Людоед
Дерево не умело умирать. Сакура просто засыхала, переходя в иное, слепое состояние, где плотность больше не имела значения. Один лепесток отделился, потом другой. Ветка избавлялась от них легко, будто тихо выдыхала розовый свет. Воздух принимал это сухое крошение без шума. Красота не гибла — она таяла. И только тогда становилось ясно: цветение нужно не для того, чтобы длиться, а чтобы исчезнуть так нежно, будто мир на миг стал сладким.

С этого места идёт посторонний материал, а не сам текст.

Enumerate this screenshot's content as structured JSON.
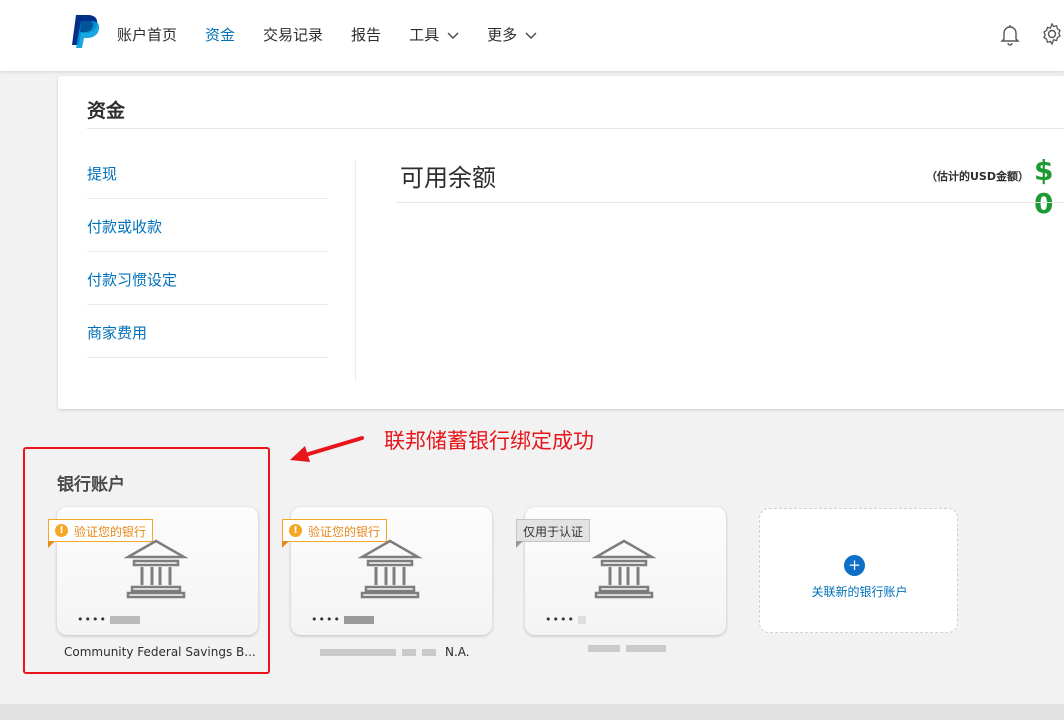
{
  "nav": {
    "items": [
      {
        "label": "账户首页",
        "active": false,
        "dropdown": false
      },
      {
        "label": "资金",
        "active": true,
        "dropdown": false
      },
      {
        "label": "交易记录",
        "active": false,
        "dropdown": false
      },
      {
        "label": "报告",
        "active": false,
        "dropdown": false
      },
      {
        "label": "工具",
        "active": false,
        "dropdown": true
      },
      {
        "label": "更多",
        "active": false,
        "dropdown": true
      }
    ],
    "icons": [
      "paypal-logo",
      "bell-icon",
      "gear-icon"
    ]
  },
  "funds": {
    "title": "资金",
    "menu": [
      "提现",
      "付款或收款",
      "付款习惯设定",
      "商家费用"
    ],
    "balance_label": "可用余额",
    "usd_note": "（估计的USD金额）",
    "amount_prefix": "$ 0"
  },
  "annotation": {
    "text": "联邦储蓄银行绑定成功",
    "color": "#e8151a"
  },
  "banks": {
    "title": "银行账户",
    "cards": [
      {
        "badge": "验证您的银行",
        "badge_type": "warning",
        "masked_number": "••••",
        "name": "Community Federal Savings B..."
      },
      {
        "badge": "验证您的银行",
        "badge_type": "warning",
        "masked_number": "••••",
        "name": "N.A."
      },
      {
        "badge": "仅用于认证",
        "badge_type": "info",
        "masked_number": "••••",
        "name": ""
      }
    ],
    "add_label": "关联新的银行账户",
    "add_icon": "+"
  },
  "colors": {
    "link": "#0070ba",
    "balance_green": "#1c9a34",
    "warning": "#f5a623"
  }
}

Свет сменился, и комната побледнела, как тело без крови. Он сидел перед сияющей плоскостью с пересохшим ртом и глазами, у которых отняли право закрыться. Слюна густела под языком. Веки не вспоминали рефлекс. Зрение шло само, как посмертное сокращение мышцы. За тонким стеклом чужое исчезновение было вымыто, выровнено и доведено до вкуса.
Смерть по ту сторону пикселей была идеальной.
Чарнельное поле. Лхамо сидела среди выветренных костей в костяном ритуальном наряде. В руке у неё дёргался дамару — маленький ритуальный барабан. Он бил сухо и однообразно. На этот стук в кадре появлялась огромная птица. Крылья её были цвета слоновой кости, на клюве висели черепные подвески, а в глазных провалах маски была аккуратно сделанная вечность.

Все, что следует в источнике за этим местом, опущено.